The large pirate tracked several screens depicting the city five hundred kilometers below. He
split off a new screen to follow the
Rose
to the ground. Carl shook his head. “Nobody’s walking away from that.”

Casey
grimaced. “Well, if we were gonna lose a ship, I suppose it’s best that it’s the smallest one with the fewest guys on it.”


We’re
the ship with the fewest guys, Casey,” Jerry reminded him.

“Well, right now, yeah, but I mean I’d rather lose the smallest ship with the fewest guys on it that
isn’t us
. Let’s just make sure they don’t have any more surprises like that.”

“I’ve got a fix on the barracks and police stations,” Carl said. “Or at least, you know… what we
think
are those.”

“The fuck you waitin’ for?” shrugged the captain. “Light ‘em up.”

 

***

 

It was easily the craziest, goddamn dumbest thing Darren had ever been part of in his life. It was dumber than signing on with
Vengeance
; he’d done that when he had nothing to lose and everything to gain. It was dumber than taking that whore to bed; he was drunk and alone and had a half dozen other mitigating factors in his defense there. But he had known the assault on Qal’at Khalil was stupid from the moment it was first suggested, and he was only surer of that as he heard out the “intelligence”—which amounted to the word of three Hashemite expat pirates and some articles found in an out-of-date encyclopedia. It was stupid, he knew it was stupid… and when the time came to vote on it, he didn’t have the balls to vote no.

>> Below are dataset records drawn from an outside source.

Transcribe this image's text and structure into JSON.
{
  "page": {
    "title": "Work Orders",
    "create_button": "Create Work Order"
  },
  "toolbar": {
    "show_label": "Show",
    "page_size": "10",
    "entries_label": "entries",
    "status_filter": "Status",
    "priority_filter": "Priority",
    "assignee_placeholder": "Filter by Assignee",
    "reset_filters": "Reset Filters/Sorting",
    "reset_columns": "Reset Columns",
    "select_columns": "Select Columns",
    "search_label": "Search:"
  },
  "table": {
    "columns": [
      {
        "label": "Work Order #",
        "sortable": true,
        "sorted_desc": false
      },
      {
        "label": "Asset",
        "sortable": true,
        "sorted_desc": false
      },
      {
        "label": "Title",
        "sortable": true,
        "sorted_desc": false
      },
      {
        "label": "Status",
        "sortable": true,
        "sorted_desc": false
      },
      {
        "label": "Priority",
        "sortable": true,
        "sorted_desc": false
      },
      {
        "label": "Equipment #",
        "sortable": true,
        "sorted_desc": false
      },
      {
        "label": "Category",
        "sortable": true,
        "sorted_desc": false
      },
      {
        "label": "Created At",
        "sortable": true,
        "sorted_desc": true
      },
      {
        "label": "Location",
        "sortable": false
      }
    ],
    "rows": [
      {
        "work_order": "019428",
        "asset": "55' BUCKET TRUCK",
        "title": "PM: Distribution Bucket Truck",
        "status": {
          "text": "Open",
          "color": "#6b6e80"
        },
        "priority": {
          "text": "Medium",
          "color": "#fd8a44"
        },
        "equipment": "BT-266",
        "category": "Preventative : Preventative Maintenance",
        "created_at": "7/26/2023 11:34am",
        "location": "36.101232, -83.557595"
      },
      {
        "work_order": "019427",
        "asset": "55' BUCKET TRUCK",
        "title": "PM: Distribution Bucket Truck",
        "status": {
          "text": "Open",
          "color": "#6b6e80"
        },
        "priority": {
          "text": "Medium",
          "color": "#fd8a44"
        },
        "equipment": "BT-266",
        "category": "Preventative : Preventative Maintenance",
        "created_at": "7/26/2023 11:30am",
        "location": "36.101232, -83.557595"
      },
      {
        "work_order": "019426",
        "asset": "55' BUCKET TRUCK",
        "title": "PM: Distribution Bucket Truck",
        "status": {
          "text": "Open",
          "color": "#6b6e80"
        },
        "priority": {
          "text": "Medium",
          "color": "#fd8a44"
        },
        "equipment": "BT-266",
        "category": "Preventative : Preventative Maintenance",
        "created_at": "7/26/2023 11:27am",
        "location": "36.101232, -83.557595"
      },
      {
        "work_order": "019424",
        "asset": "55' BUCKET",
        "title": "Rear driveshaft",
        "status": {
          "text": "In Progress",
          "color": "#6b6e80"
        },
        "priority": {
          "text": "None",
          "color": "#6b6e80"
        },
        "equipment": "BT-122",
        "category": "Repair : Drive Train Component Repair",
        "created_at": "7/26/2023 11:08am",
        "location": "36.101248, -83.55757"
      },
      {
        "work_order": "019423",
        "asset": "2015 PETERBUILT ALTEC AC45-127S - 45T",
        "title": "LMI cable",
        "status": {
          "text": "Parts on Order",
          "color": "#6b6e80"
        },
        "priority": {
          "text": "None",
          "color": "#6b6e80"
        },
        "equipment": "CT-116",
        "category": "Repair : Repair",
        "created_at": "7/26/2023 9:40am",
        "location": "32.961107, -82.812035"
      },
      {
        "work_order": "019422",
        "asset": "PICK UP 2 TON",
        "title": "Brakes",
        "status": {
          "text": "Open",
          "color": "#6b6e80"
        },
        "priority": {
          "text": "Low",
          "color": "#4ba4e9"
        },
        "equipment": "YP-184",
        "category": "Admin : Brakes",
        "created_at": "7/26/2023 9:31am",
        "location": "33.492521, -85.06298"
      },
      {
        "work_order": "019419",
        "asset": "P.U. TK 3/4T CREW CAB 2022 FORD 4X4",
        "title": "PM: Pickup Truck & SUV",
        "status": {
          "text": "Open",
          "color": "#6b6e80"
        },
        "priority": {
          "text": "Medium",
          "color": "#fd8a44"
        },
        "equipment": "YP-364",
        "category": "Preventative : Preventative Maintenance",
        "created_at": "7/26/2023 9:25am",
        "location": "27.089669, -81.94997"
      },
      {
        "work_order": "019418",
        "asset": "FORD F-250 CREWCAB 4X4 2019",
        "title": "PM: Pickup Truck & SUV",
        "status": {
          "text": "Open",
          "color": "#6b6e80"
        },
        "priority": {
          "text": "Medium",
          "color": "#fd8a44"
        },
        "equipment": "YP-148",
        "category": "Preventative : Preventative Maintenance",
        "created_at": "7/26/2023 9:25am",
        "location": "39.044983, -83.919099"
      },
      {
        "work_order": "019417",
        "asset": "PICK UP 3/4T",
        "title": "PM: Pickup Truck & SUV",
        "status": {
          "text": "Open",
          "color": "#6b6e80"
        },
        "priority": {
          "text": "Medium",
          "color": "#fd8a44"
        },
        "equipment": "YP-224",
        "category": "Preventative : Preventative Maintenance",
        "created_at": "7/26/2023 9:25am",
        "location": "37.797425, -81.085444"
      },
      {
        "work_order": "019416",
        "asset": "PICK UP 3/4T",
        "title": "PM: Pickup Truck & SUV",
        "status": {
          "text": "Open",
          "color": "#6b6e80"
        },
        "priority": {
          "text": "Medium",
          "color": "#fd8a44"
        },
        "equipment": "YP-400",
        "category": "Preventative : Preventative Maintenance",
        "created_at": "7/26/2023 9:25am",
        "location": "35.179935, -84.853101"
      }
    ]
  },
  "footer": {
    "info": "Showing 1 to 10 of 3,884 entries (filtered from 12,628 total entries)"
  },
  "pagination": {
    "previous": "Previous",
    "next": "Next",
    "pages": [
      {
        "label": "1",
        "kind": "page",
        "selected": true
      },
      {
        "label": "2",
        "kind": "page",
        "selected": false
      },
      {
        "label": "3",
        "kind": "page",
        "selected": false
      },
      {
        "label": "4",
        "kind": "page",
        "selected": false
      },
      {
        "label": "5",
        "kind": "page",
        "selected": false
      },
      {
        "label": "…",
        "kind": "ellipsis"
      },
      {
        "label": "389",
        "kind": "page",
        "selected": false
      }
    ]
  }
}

He was entitled to his vote. Everyone said it was his call. Some of the other pirates had voted no; Darren just didn’t see any of them around him when it came time for the show of hands. He’d been surrounded by drunken fools, and he didn’t have the guts to publicly disagree with them.
The target met with overwhelming approval in the vote, and that was that. There was no turning back. Everyone was in it together, including those who voted no.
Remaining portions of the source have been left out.